For 20 years, the US military has tightly controlled what the world can see or hear about Guantanamo detainees, with no images of detainees wrestling with guards and no evidence of how strikers were handcuffed and fed Mandatory giving to them. According to an investigation published by the New York Times, a small number of American troops accompanied prisoners to prisons, and photographs of detainees or their guards have since disappeared.

In 2011, WikiLeaks released secret photographs of some detainees from leaked intelligence files, and lawyers provided some of their clients’ photographs taken by the International Committee of the Red Cross.
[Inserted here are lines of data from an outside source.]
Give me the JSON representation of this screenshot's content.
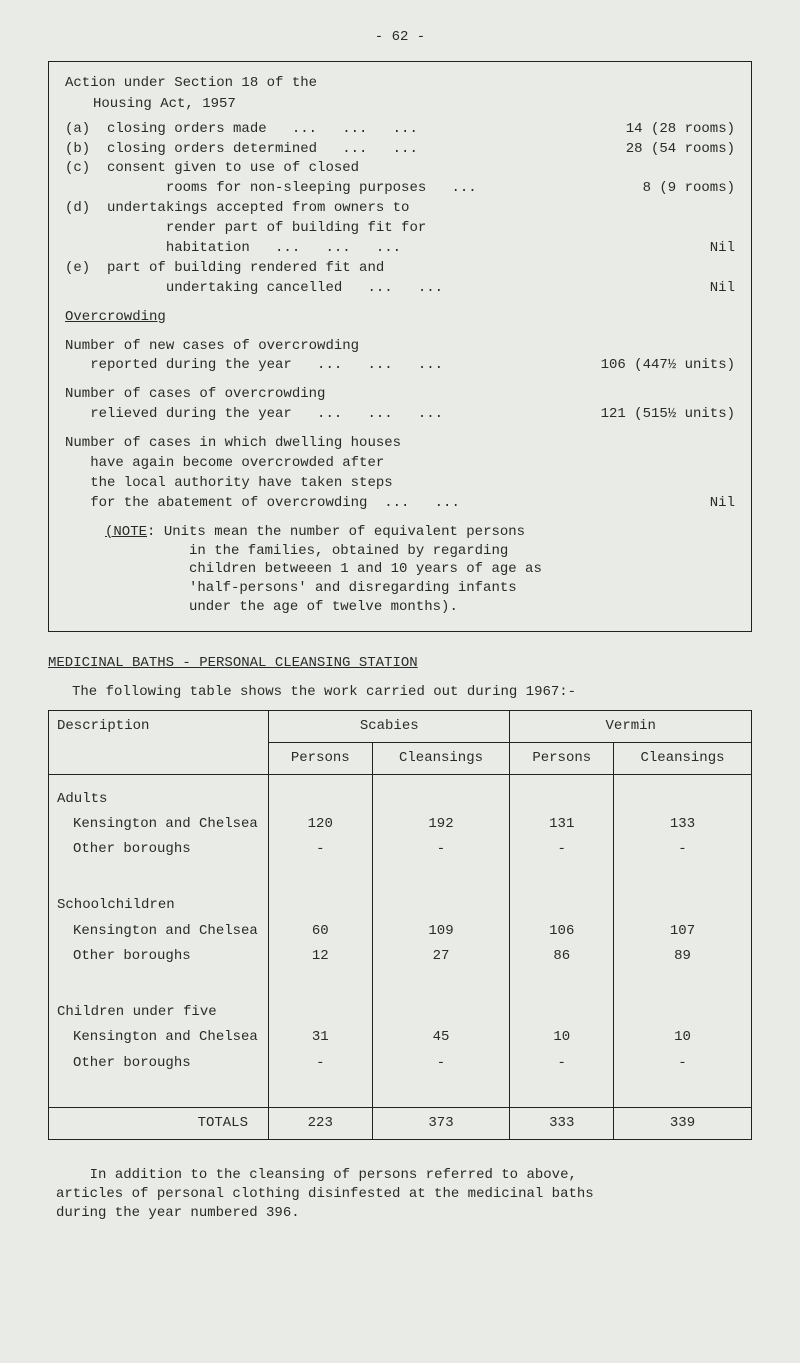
{
  "page_number": "- 62 -",
  "box": {
    "title1": "Action under Section 18 of the",
    "title2": "Housing Act, 1957",
    "items": [
      {
        "mark": "(a)",
        "text": "closing orders made",
        "dots": "...   ...   ...",
        "value": "14 (28 rooms)"
      },
      {
        "mark": "(b)",
        "text": "closing orders determined",
        "dots": "...   ...",
        "value": "28 (54 rooms)"
      },
      {
        "mark": "(c)",
        "text": "consent given to use of closed",
        "dots": "",
        "value": ""
      },
      {
        "mark": "",
        "text": "rooms for non-sleeping purposes",
        "dots": "...",
        "value": "8 (9 rooms)",
        "extra_indent": true
      },
      {
        "mark": "(d)",
        "text": "undertakings accepted from owners to",
        "dots": "",
        "value": ""
      },
      {
        "mark": "",
        "text": "render part of building fit for",
        "dots": "",
        "value": "",
        "extra_indent": true
      },
      {
        "mark": "",
        "text": "habitation",
        "dots": "...   ...   ...",
        "value": "Nil",
        "extra_indent": true
      },
      {
        "mark": "(e)",
        "text": "part of building rendered fit and",
        "dots": "",
        "value": ""
      },
      {
        "mark": "",
        "text": "undertaking cancelled",
        "dots": "...   ...",
        "value": "Nil",
        "extra_indent": true
      }
    ],
    "overcrowding_label": "Overcrowding",
    "blocks": [
      {
        "lines": [
          "Number of new cases of overcrowding",
          "reported during the year   ...   ...   ..."
        ],
        "value": "106 (447½ units)"
      },
      {
        "lines": [
          "Number of cases of overcrowding",
          "relieved during the year   ...   ...   ..."
        ],
        "value": "121 (515½ units)"
      },
      {
        "lines": [
          "Number of cases in which dwelling houses",
          "have again become overcrowded after",
          "the local authority have taken steps",
          "for the abatement of overcrowding  ...   ..."
        ],
        "value": "Nil"
      }
    ],
    "note_label": "(NOTE:",
    "note_lines": [
      "Units mean the number of equivalent persons",
      "in the families, obtained by regarding",
      "children betweeen 1 and 10 years of age as",
      "'half-persons' and disregarding infants",
      "under the age of twelve months)."
    ]
  },
  "baths_heading": "MEDICINAL BATHS - PERSONAL CLEANSING STATION",
  "baths_intro": "The following table shows the work carried out during 1967:-",
  "table": {
    "col_desc": "Description",
    "scabies": "Scabies",
    "vermin": "Vermin",
    "persons": "Persons",
    "cleansings": "Cleansings",
    "groups": [
      {
        "label": "Adults",
        "rows": [
          {
            "name": "Kensington and Chelsea",
            "sp": "120",
            "sc": "192",
            "vp": "131",
            "vc": "133"
          },
          {
            "name": "Other boroughs",
            "sp": "-",
            "sc": "-",
            "vp": "-",
            "vc": "-"
          }
        ]
      },
      {
        "label": "Schoolchildren",
        "rows": [
          {
            "name": "Kensington and Chelsea",
            "sp": "60",
            "sc": "109",
            "vp": "106",
            "vc": "107"
          },
          {
            "name": "Other boroughs",
            "sp": "12",
            "sc": "27",
            "vp": "86",
            "vc": "89"
          }
        ]
      },
      {
        "label": "Children under five",
        "rows": [
          {
            "name": "Kensington and Chelsea",
            "sp": "31",
            "sc": "45",
            "vp": "10",
            "vc": "10"
          },
          {
            "name": "Other boroughs",
            "sp": "-",
            "sc": "-",
            "vp": "-",
            "vc": "-"
          }
        ]
      }
    ],
    "totals_label": "TOTALS",
    "totals": {
      "sp": "223",
      "sc": "373",
      "vp": "333",
      "vc": "339"
    }
  },
  "footnote_lines": [
    "In addition to the cleansing of persons referred to above,",
    "articles of personal clothing disinfested at the medicinal baths",
    "during the year numbered 396."
  ]
}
But a few months after the 9/11 attacks, few scandalous photos of other detainees have been published since they arrived at Guantanamo.

Now, using the Freedom of Information Act, the National Archives newspaper has obtained original photographs of the first detainees brought from Afghanistan to Guantanamo Bay, Cuba.

The photos were taken by military photographers to pass on to senior military leaders, led by Donald Rumsfeld, to show the early arrest and interrogation process.

The process of shutting down and preventing images from leaking began on the first day of the prisoners’ arrival at the camp, and at first the military prevented CNN and Miami Herald news photographers from taking pictures of the prisoners as they arrived, forcing them to leave their cameras behind. .

Instead, about a week later, the Department of Defense distributed photographs of 20 kneeling prisoners at Camp X-Ray, a temporary prison camp where prisoners of war were held during the early months of the operation. These historic photos were taken by a Marine photographer and were originally intended only for the eyes of Pentagon commanders.

The Geneva Convention calls on countries holding prisoners of war to protect them from “public curiosity”. But the released photo of the top 20 detainees also reinforced the Pentagon’s message that the young men and women who were brought to Guantanamo were all “the worst of the worst” and that they were there.

According to the report, over time, records showed that this was not true, as only 18 detainees were charged, only five of whom were prisoners convicted by a military court. Ten detainees, including those accused of the 9/11 attacks, are still on trial.

President Barack Obama promised to close the prison, but Republican opposition on Capitol Hill thwarted that effort.

Successive governments sought to reduce the number of men being held there, and all but 37 detainees were deported, some of whom were released after receiving false information that placed them on the US military and intelligence network. Newspaper.